Le Conseil constitutionnel a rendu sa décision sur la constitutionnalité du Projet de Loi de Finances (PLF) pour 2026. Cette décision appelle plusieurs observations.

- Sur les mesures fiscales sur lesquelles le Conseil constitutionnel avait été saisi d’un recours par le Premier Ministre

La première concerne la création d'une taxe sur les actifs non professionnels des sociétés holdings patrimoniales (art. 7). Cette mesure visait à soumettre à une imposition spécifique certains actifs non professionnels détenus par les sociétés dites « holdings patrimoniales ».

La deuxième porte sur les aménagements apportés au régime du Pacte Dutreil (art. 8).

La troisième concerne les modifications relatives au dispositif de report d'imposition prévu à l'article 150-0 B ter du CGI (art. 11).

Le Conseil constitutionnel ne les a pas invalidées, mais il ne les a pas non plus expressément déclarées conformes à la Constitution, de sorte que des Question Prioritaire de Constitutionnalité (QPC) demeurent possibles.

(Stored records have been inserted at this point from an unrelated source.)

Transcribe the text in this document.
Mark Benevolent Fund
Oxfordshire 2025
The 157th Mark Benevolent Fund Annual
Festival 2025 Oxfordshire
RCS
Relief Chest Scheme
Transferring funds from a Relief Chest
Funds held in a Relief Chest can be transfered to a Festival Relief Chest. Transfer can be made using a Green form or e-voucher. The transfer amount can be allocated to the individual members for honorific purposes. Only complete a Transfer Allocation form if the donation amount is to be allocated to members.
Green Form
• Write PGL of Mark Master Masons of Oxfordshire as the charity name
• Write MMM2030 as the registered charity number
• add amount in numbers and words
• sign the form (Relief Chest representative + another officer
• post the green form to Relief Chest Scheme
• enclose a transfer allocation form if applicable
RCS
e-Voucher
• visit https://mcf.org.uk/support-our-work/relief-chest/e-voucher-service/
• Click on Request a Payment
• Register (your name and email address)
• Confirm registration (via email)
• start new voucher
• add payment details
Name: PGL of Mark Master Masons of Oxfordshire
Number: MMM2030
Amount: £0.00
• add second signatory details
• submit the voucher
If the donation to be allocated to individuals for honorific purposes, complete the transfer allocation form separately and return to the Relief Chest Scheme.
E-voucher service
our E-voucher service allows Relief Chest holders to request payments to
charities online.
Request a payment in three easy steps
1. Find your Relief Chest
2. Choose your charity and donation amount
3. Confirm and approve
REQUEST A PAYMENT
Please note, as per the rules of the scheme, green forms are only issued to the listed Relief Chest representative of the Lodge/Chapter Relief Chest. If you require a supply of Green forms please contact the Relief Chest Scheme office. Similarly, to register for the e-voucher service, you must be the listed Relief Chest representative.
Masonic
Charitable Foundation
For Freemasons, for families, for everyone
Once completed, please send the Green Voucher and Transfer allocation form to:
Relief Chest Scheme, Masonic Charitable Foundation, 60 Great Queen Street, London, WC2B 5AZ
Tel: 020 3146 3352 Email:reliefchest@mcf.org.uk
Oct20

- Sur les dispositions censurées

Le Conseil constitutionnel a en revanche censuré plusieurs dispositions de nature non fiscale, qualifiées de "cavaliers budgétaires" i.e., des dispositions qui n'ont pas leur place dans la loi de finances. 

- Sur les mesures non examinées

La majorité des mesures fiscales contenues dans le PLF 2026 n'a pas fait l'objet d'un examen par le Conseil constitutionnel de sorte que des QPC demeurent possibles.

- Sur l'entrée en vigueur de la LF 2026

La loi de finances 2026 a été promulguée le 19 février 2026 puis publiée au Journal Officiel le 20 février 2026.

Les mesures ne prévoyant pas de date d'entrée en vigueur spécifique, sont entrées en vigueur le 21 février 2026, soit le lendemain de leur publication au JO.